I’m so glad you asked this! Most teachers are in unfamiliar territory here, and some will be ahead of others in their technology skills. I would ask parents and caregivers to extend grace and patience to their students’ teachers. Ask questions as needed, and be patient as teachers navigate all of this. As my own district is stressing, our primary focus should not be about grades. Rather, it is ensuring teachers are connecting with kids, and maintaining the relationships they forged in their classrooms.
In turn, what can teachers realistically expect of parents, especially those who need to work during the day?
Teachers also need to remember that not every student has an adult who can teach them all day. Some of our students may not even be able to log on at all, and that has to be OK. Teachers have to be flexible and understanding with expectations and assignments. Teachers should expect questions, but don’t answer if you don’t know what to say. Defer to your building or district leadership for consistency and clarity. If that isn’t possible, refer to guidance from your state’s Department of Education. Teachers can rely on parent and caregiver support, but we need to be clear, calm, and consistent.

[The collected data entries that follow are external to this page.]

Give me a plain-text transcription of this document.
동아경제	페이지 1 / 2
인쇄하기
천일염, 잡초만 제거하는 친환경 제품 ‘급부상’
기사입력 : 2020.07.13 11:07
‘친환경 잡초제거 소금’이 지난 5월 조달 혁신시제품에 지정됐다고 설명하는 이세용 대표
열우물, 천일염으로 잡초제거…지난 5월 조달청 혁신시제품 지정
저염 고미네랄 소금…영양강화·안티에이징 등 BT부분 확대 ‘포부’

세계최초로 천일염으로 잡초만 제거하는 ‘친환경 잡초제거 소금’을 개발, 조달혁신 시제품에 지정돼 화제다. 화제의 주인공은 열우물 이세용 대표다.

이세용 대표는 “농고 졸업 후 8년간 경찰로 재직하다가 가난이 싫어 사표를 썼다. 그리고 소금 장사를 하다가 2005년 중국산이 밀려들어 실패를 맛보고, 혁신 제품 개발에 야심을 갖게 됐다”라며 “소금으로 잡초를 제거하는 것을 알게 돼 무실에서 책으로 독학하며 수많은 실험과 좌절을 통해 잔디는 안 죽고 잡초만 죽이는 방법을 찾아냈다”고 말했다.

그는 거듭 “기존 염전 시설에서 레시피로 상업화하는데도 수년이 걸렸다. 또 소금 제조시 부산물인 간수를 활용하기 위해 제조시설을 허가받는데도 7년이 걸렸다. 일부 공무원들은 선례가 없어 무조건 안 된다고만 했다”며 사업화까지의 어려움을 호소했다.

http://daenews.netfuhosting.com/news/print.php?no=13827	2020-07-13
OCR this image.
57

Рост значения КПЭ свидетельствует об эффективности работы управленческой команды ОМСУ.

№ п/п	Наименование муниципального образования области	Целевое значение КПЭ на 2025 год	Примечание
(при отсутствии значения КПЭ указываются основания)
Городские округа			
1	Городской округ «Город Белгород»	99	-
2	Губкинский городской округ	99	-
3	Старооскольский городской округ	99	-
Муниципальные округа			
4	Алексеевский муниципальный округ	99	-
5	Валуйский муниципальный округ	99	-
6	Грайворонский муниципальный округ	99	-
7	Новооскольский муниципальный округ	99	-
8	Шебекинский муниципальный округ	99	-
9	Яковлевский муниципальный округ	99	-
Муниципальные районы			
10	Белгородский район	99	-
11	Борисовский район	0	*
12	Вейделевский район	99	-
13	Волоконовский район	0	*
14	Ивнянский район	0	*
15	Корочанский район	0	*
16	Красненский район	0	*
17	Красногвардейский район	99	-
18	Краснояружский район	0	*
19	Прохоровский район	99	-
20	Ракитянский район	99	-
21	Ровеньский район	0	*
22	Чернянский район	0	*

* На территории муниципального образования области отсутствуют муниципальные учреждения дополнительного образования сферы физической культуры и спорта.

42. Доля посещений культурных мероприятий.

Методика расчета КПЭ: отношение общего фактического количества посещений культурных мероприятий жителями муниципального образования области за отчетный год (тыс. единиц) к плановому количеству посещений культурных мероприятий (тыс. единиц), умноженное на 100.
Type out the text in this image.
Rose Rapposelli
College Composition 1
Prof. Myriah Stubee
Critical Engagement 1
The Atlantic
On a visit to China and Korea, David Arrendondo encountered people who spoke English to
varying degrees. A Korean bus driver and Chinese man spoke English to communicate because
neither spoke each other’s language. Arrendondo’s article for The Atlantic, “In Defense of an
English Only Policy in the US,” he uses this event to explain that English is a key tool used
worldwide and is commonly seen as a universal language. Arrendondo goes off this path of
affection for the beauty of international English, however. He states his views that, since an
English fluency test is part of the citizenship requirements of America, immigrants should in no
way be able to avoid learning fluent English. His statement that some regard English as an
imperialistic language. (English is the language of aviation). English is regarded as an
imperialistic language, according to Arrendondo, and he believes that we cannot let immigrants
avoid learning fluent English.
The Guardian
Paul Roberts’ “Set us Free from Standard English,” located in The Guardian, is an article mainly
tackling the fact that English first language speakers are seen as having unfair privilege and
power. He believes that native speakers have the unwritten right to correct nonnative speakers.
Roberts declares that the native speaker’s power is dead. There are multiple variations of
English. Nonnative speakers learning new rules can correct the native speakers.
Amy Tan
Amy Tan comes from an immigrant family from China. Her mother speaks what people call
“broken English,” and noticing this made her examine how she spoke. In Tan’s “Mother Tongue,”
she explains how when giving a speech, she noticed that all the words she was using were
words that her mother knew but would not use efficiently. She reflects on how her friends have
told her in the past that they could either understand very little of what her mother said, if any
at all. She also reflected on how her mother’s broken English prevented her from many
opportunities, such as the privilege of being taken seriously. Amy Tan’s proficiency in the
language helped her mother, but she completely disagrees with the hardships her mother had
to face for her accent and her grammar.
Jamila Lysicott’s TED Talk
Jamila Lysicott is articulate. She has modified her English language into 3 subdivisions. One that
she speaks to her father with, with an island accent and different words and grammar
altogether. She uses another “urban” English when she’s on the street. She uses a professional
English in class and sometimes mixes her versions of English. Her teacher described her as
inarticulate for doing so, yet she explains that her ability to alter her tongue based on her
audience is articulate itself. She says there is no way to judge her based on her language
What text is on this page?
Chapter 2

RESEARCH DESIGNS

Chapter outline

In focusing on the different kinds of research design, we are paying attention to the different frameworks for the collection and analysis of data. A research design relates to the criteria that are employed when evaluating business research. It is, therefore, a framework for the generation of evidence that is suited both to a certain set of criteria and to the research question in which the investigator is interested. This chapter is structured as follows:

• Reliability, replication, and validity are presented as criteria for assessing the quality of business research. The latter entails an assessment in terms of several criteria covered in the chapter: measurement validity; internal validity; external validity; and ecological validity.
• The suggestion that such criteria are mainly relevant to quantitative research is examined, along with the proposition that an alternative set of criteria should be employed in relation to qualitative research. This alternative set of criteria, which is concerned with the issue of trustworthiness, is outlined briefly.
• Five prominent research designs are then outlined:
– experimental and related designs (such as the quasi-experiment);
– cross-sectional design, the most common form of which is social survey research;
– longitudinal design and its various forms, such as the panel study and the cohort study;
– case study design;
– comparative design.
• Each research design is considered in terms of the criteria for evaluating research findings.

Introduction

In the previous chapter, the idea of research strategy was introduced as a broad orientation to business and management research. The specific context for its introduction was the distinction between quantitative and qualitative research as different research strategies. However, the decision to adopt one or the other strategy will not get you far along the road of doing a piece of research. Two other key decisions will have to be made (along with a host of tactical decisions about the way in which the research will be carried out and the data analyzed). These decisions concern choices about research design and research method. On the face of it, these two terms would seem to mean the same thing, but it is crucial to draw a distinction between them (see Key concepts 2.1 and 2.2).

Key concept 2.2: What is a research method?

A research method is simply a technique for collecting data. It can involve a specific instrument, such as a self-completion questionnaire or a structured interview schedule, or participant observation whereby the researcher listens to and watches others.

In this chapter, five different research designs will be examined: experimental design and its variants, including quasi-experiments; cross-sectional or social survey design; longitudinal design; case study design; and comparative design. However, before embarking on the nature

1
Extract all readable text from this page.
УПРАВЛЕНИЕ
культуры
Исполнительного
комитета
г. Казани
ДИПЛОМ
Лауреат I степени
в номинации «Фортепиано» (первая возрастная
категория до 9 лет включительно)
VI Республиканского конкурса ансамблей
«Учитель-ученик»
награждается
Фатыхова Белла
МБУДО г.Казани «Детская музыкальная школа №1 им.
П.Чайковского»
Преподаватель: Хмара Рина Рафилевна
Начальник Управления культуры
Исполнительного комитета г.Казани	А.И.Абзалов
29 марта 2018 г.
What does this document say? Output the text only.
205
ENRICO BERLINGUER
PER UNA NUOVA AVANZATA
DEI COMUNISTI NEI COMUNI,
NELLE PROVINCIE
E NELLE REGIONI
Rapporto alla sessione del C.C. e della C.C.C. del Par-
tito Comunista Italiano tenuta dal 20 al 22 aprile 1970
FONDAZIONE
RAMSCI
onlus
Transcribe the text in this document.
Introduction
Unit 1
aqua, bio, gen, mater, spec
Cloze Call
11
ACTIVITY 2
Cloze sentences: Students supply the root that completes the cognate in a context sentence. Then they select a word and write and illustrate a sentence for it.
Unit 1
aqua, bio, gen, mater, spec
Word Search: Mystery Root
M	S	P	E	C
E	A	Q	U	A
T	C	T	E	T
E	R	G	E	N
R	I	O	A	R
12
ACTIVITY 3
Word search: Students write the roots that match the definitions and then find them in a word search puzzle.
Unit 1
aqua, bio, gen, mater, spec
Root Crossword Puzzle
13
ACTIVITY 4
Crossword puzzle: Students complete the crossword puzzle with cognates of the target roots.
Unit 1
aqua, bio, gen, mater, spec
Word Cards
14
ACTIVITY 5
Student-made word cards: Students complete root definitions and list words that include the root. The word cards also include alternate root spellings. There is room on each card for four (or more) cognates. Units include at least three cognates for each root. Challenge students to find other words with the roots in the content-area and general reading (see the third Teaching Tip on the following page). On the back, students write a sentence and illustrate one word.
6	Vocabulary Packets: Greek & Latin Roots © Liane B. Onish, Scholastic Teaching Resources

And the children who are out of school — what can we expect of them?
Oh gosh, that is so different for every teacher and every student. I think everyone needs to keep it simple. No one was ready for something like this — especially not our kids. I think you just try to ensure the kids are feeling safe, cared for, and that we provide ways for them to learn new things (or review what they know) as many days as possible. None of us is an expert at every grade level and subject (in our own house we might need help with science!), so we do the best we can and make sure our kids and students know they are loved and that everything will be OK.
Do you think this experience we’re all having will give people a better appreciation of what classroom teachers do, day in and day out?
I sure hope so! We’d all love that. I do want to make clear, though, that classroom teaching, homeschooling, and what we are doing right now are not the same thing. Teachers are trained professionals, and homeschool parents take the time to research and figure out what their own children need. That is not what’s happening here. Everyone was thrust into this with very little notice. So while I deeply appreciate the kind words from everyone appreciating teachers, let’s also remember that so many children’s first teacher was a parent or caregiver, and we all deserve some appreciation when we come out the other side.
What was the biggest misconception you initially brought to teaching?
Probably that everything was in a book somewhere for me to read or copy. It was the realization that I had to figure out how to make material come alive for students — how to present it and assign it and then work to make it better when I did it wrong. That was the biggest shock to me. I love that aspect of teaching, but it takes a lot of time, effort, and reflection to make that work for kids.
Recommend a book that has helped you become a better teacher.
I love Brené Brown’s “Daring Greatly,” and Robin DiAngelo’s “White Fragility.” Neither is specific to teaching, but that’s kind of the point. I realized I needed to be a better human — a better friend, spouse, mom, daughter — in order to be a better teacher. Both helped me see the ways my own insecurities, biases, assumptions, and unearned privilege were affecting what I brought to my classroom. I encourage all educators to keep learning from educators and non-educators. When you stop learning, you will feel stagnant, and your students will suffer.
What’s the best advice you’ve received about teaching?
Overall the best advice I’ve read and heard is to always assume that everyone is just doing the best they can in that moment. Extend more grace and have more patience than you think kids even deserve. Don’t assume you know what kids are going through, and don’t try to “solve” all of their problems for them. In general, it’s life advice that is especially true when working with children.